The perfect cup of coffee is not impossible to make. Here’s the science behind it
Want to make the perfect cup of coffee? Focus on the process of grinding the coffee beans the brewing method.more lifestyle Updated: Mar 22, 2018 16:18 IST
Coffee lovers, rejoice! Scientists have unlocked the key to creating consistently tasty cups of espresso. Researchers at the University of Oregon in the US focussed on the process of grinding coffee beans and the brewing method.
“One day you might have a good cup of coffee and the next day you might not. From a scientific perspective, it has always puzzled me why we could not do the same thing twice,” said Christopher H Hendon from the University of Oregon. “There is a point in grinding coffee beans when you make too many small particles, which stick together and result in reduced extractions,” said Hendon.
Although smaller particles mean a greater surface area, which should result in consistently tasty espresso, there is a critical point at which smaller is not better, researchers said. For this reason, the grinders used can have a significant impact on the flavour of the resulting cup of coffee, they said. Additionally, when extracting the espresso, the water should come into contact with the coffee grounds uniformly, according to the research presented at National Meeting & Exposition of the American Chemical Society (ACS) in the US. Passing water through the grounds in a systematic manner would ensure that all of the grounds come in contact with water equally.

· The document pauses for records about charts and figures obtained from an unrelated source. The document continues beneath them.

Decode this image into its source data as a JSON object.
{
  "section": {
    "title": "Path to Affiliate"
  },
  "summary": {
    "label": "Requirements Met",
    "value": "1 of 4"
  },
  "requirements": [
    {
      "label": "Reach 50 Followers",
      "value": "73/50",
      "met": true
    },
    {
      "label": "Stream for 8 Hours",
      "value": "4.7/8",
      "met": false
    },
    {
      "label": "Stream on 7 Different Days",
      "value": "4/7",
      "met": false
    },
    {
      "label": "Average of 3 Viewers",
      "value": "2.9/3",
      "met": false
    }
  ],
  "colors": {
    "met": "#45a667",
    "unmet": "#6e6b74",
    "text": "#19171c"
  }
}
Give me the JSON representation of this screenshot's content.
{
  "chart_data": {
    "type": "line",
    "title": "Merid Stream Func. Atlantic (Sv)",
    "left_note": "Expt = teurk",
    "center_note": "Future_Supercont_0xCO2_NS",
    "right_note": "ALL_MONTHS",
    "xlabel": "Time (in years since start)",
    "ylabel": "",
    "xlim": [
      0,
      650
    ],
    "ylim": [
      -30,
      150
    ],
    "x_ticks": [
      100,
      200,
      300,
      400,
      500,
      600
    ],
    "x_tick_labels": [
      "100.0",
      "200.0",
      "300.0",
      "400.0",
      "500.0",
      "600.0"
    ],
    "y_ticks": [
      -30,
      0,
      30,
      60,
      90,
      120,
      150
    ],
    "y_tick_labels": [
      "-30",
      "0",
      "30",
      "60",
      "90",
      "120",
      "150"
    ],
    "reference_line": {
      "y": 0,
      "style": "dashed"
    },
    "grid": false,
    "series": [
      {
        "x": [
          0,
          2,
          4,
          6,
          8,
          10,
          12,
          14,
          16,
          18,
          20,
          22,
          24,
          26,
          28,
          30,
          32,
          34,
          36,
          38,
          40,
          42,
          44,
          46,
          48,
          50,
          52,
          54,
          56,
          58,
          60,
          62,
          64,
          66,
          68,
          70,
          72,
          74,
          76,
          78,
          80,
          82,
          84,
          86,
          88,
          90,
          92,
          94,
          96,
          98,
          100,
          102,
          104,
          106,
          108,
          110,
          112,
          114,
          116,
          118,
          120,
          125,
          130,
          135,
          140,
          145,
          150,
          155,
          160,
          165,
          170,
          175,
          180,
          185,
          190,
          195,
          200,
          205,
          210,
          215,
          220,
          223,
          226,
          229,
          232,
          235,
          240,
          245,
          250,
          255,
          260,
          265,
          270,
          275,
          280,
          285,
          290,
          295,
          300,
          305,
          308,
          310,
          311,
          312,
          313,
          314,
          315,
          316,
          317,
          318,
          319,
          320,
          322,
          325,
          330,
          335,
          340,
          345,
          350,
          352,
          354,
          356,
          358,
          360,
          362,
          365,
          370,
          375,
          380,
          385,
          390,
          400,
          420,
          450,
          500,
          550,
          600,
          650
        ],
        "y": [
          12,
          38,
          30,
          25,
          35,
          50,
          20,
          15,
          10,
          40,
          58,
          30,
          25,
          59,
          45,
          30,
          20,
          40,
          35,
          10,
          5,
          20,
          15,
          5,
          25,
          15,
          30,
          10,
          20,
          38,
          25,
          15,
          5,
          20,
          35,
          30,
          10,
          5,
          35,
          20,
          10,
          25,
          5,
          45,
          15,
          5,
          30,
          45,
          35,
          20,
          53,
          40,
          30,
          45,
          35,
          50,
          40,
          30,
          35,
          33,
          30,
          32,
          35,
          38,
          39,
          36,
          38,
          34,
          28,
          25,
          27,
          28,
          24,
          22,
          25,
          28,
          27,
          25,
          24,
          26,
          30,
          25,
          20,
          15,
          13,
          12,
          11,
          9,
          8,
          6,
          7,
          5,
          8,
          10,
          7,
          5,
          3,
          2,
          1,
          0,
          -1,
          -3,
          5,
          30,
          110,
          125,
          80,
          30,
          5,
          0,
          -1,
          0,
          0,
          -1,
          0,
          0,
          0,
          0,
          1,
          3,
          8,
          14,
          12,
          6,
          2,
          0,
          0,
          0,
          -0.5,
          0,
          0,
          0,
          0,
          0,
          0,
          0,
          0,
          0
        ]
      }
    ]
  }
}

In comparison, with a traditional drip-brew coffee pot, the water drips mainly through the centre of the grounds while the grounds on the outside have little contact with water. By collaborating with Baristas, Hendon developed a method by which they can achieve their desired flavour profile consistently. Hendon proposes an optimisation process achieved by altering grinding size and brew ratio. “By predetermining the coffee-to-water ratio, as well as the water pressure, the maximum extraction can be systematically determined,” he said.
“The Barista can then iteratively improve their espresso reproducibility, while reducing waste coffee mass,” said Hendon. Previous research in his lab explored several variables that impact the reproducibility of espresso. For example, water hardness can affect flavour. The freshness of the coffee beans can also impact how tasty a cup of coffee is.